Muddy Waters – real name McKinley Morganfield – was born in Rolling Fork, Mississippi in 1915 and was raised by his grandparents (his parents separated when he was six months old).
His grandmother took him north to live with her on the Stovall Plantation in the rich cotton lands near Clarksdale, Mississippi, where John Lee Hooker and many other future blues stars grew to maturity.
As a youngster, Muddy took up the harmonica, and that was the instrument he played when he began performing at country suppers and picnics in his early teens.

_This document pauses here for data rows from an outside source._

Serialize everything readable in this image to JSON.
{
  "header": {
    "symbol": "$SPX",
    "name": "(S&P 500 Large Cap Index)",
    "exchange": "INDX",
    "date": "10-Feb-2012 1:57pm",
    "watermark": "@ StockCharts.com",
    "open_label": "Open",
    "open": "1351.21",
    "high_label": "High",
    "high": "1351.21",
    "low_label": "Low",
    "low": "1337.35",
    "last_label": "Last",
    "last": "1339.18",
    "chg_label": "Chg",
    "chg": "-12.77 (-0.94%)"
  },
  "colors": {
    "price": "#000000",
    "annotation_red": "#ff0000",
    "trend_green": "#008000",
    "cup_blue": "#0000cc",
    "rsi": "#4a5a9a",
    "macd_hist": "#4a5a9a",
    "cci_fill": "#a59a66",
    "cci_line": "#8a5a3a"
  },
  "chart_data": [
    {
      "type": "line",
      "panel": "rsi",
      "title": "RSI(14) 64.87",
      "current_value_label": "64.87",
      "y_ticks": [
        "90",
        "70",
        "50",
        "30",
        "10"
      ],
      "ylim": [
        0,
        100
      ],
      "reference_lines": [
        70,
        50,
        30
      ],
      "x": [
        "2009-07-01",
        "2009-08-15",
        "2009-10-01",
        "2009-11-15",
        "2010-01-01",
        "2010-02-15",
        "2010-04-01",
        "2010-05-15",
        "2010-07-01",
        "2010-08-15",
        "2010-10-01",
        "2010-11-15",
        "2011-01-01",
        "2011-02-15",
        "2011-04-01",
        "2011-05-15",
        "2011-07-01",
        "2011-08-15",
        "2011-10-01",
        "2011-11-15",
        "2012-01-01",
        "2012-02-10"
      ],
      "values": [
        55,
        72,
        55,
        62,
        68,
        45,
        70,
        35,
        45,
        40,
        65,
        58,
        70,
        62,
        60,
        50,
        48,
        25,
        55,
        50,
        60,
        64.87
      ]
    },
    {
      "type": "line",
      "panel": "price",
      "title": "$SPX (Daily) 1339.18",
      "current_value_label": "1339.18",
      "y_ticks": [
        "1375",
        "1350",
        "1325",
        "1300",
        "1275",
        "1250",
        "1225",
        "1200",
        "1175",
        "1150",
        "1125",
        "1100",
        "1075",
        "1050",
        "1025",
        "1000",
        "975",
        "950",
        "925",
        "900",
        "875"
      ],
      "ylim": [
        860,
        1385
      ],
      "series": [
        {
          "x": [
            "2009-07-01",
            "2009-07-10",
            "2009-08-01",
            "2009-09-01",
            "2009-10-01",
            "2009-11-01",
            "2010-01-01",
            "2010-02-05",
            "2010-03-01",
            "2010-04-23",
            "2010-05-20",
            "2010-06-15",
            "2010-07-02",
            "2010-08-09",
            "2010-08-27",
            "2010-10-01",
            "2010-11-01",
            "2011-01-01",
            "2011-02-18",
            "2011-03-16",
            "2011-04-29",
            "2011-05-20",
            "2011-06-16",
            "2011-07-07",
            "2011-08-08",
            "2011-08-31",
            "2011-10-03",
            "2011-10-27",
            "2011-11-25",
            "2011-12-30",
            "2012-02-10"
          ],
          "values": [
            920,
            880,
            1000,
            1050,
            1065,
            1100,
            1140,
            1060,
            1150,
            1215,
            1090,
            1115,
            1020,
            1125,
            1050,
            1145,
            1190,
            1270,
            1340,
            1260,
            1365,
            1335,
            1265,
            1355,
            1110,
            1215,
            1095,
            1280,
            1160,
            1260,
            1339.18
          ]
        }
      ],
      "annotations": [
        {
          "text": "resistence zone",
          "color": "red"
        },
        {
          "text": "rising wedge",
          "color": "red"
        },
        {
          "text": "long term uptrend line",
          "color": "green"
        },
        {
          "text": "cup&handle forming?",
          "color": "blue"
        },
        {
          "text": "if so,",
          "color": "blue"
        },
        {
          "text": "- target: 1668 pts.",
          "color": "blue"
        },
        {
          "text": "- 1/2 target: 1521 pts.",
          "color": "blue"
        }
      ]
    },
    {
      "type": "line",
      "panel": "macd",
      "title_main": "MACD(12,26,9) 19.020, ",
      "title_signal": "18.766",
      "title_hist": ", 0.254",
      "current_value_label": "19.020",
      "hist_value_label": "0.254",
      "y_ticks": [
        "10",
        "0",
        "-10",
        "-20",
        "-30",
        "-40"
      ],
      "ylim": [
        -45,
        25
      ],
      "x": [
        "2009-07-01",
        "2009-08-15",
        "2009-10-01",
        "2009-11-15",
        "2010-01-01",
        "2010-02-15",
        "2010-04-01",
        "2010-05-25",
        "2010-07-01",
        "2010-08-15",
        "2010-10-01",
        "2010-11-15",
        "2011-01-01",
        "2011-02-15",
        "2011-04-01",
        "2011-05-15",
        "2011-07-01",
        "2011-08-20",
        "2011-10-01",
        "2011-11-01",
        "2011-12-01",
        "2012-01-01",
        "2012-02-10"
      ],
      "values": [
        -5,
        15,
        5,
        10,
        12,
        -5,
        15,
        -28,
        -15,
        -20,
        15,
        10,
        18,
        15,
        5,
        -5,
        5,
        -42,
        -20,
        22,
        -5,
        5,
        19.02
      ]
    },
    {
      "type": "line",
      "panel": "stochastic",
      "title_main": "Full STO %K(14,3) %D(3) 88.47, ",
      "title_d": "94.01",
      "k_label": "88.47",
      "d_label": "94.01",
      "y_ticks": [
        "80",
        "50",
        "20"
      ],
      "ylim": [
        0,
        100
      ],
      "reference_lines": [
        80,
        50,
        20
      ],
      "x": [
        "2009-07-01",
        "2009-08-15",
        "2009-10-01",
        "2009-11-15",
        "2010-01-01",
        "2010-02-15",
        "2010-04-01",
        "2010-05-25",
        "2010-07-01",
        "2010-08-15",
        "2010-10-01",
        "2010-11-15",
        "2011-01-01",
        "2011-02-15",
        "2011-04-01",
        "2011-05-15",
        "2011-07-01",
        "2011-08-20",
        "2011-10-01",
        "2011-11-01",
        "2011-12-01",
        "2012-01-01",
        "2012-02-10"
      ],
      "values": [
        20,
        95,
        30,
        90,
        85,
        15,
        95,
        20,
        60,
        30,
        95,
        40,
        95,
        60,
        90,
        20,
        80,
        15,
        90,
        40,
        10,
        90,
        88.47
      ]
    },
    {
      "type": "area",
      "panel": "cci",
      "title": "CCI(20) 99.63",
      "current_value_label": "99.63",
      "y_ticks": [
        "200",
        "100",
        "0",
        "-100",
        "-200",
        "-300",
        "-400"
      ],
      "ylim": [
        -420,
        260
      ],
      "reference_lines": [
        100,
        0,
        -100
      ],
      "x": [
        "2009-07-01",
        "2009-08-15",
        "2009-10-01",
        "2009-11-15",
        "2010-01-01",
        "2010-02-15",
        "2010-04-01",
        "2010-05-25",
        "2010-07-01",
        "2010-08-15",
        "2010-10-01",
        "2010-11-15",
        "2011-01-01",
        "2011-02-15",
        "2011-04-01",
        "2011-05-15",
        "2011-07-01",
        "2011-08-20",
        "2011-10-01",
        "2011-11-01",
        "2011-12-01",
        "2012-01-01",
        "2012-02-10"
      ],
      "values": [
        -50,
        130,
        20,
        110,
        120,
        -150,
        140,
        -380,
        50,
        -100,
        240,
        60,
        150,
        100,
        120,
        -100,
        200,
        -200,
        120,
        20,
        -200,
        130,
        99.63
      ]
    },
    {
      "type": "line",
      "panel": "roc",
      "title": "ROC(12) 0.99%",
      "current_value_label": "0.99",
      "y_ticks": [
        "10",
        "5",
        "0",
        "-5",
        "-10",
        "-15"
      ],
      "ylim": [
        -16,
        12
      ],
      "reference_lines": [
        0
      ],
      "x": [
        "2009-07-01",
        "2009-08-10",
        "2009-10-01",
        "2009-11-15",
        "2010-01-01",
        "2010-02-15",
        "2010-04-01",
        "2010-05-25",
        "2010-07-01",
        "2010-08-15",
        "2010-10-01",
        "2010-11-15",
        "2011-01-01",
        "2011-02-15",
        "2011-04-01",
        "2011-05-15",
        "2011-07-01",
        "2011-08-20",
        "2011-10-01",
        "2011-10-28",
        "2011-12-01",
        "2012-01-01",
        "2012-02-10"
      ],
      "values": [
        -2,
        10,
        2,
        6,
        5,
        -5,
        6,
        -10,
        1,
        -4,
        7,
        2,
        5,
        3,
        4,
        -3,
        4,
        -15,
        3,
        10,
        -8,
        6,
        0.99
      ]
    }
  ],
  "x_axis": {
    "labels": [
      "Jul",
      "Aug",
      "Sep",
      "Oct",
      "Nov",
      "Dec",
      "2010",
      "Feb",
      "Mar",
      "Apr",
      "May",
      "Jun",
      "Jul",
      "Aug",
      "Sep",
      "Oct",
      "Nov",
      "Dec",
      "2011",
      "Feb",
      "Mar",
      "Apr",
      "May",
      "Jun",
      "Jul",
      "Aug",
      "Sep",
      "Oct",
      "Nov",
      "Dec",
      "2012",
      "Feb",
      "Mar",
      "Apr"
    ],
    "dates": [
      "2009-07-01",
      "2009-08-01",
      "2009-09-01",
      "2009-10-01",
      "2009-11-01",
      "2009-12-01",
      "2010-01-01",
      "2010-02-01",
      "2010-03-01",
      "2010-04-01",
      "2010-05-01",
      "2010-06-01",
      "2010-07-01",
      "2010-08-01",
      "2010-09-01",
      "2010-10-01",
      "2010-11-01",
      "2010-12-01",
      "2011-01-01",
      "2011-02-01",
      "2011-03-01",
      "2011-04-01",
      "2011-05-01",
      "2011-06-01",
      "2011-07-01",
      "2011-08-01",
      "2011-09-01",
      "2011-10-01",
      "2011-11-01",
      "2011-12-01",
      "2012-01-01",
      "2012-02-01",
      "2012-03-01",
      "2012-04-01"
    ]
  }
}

He was singing with his own band at the age of 15 and later took up the guitar.
In 1941 he recorded for the Lomax Brothers’ Library of Congress recordings, and two years later headed north to Chicago. After the war, he began playing electric guitar and recorded for Columbia before signing with Chess, for whom he recorded many many blues tracks throughout the 50s and 60s.
Muddy recorded many songs which became blues standards including; Got My Mojo Working, Hoochie Coochie Man, Mannish Boy and I Just Want To Make Love To You.
His visits to Britain in the early 1960s proved a formative influence on Alexis Korner, The Rolling Stones (who took their name from one of his songs) and all the others involved in the British blues boom. Immensely revered and emulated, Muddy is often seen as a bridging point between blues and rock & roll.
In 1969 he recorded Fathers and Sons with Mike Bloomfield, Paul Butterfield and Donald ‘Duck’ Dunn, and in 1972 recorded a London Sessions album with Rory Gallagher, Stevie Winwood and Mitch Mitchell (amongst others).
At the age of 64 Muddy went into the studio with something to prove. He succeeded in creating the album Hard Again (1977) – a work so powerfully raw and undeniably passionate that it sounds as if it is being performed at the fabled blues crossroads with both the Devil and Robert Johnson listening from across the street, merely able to shake their heads in admiration.
Hard Again received uniformly positive reviews, earned Waters his fourth Grammy and, most importantly, perfectly illustrated that nobody gets the blues quite like Muddy Waters.
Muddy Waters died on 30 April 1983 at the age of 70, after suffering a heart attack at his home near Chicago.